5日の日経平均は4日ぶり大幅反発。終値は1032円高の55278円。米国株高を受けて、寄り付きから900円を超える上昇。買い気配スタートの銘柄が多く、早々に2000円を超える上昇となった。上げ幅を2300円超に広げて56600円台に乗せたところで買いが一巡すると、10時辺りからはしばらく値を消す流れが続いた。664円高まで萎む場面があったが、13時近辺で55000円を割り込んだところでは盛り返し、4桁の上昇で取引を終えた。
東証プライムの売買代金は概算で9兆0600億円。業種別では鉱業、石油・石炭、銀行などが上昇した一方、空運、その他製品、食料品などが下落した。核融合関連のスタートアップ企業に出資したと発表した三井物産<8031.T>が急伸。半面、今期の最終減益見通しを提示した積水ハウス<1928.T>が売りに押された。
東証プライムの騰落銘柄数は値上がり1423/値下がり157。米サンディスク株の大幅高を追い風に、キオクシアが5.5%高。アドバンテスト、ディスコ、SCREENなど半導体株の多くが大きく上昇した。金融株の動きが良く、みずほFGが6%を超える上昇。INPEX、出光興産、ENEOSなど原油との連動性が高い銘柄に資金が向かった。好地合いの中、決算が好感されたダイドーGHDが急騰した。
一方、任天堂、OLC、東宝など、前日全面安の中で買われた銘柄が軟調。新作ゲームに関するリリースを出したカプコンが、上昇スタートから急失速して7%を超える下落となった。前日にネガティブなリリースで売り込まれた協和キリンや三菱ガス化学が連日の下落。ニトリ、イオン、マツキヨココカラなど内需の一角が弱かった。
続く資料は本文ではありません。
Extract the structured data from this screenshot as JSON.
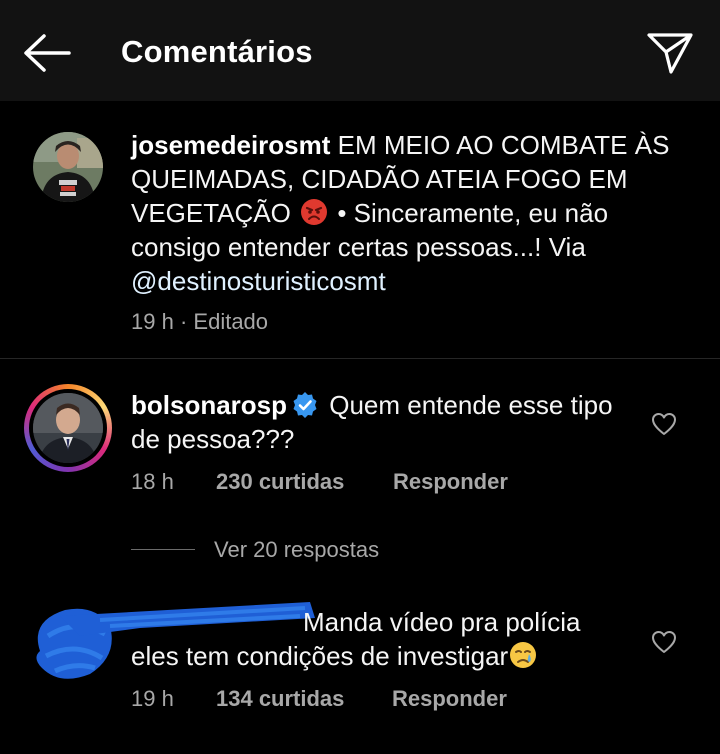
{
  "header": {
    "title": "Comentários",
    "back_icon": "arrow-left-icon",
    "send_icon": "paper-plane-icon"
  },
  "caption": {
    "username": "josemedeirosmt",
    "text_part1": " EM MEIO AO COMBATE ÀS QUEIMADAS, CIDADÃO ATEIA FOGO EM VEGETAÇÃO",
    "emoji": "angry-face-emoji",
    "text_part2": " • Sinceramente, eu não consigo entender certas pessoas...! Via ",
    "mention": "@destinosturisticosmt",
    "time": "19 h",
    "separator": "·",
    "edited": "Editado"
  },
  "comments": [
    {
      "username": "bolsonarosp",
      "verified": true,
      "text": " Quem entende esse tipo de pessoa???",
      "time": "18 h",
      "likes": "230 curtidas",
      "reply": "Responder",
      "view_replies": "Ver 20 respostas"
    },
    {
      "username": "",
      "redacted": true,
      "text": "Manda vídeo pra polícia eles tem condições de investigar",
      "emoji": "crying-face-emoji",
      "time": "19 h",
      "likes": "134 curtidas",
      "reply": "Responder"
    }
  ],
  "colors": {
    "background": "#000000",
    "header": "#121212",
    "text": "#f5f5f5",
    "secondary": "#a8a8a8",
    "verified": "#3897f0",
    "redaction": "#1f5fd6"
  }
}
日経平均は4日ぶりに反発。それなりに値幅は出たし、値上がり銘柄は多かった。ただ、2000円を超える上昇となった後に上げ幅を3桁に縮める場面があっただけに、きょうの上昇では底打ち期待は高まりづらい。週末に中東で何があるか分からないだけに、あすは買いが手控えられるだろう。6日の米国では2月の雇用統計が発表されるが、これを前にしては特に期待も警戒も高まらないと思われる。きょうの終値は55278円。きのうの安値53618円からは大きく水準を切り上げているだけに、55000円より上で週を終えることができるかに注目したい。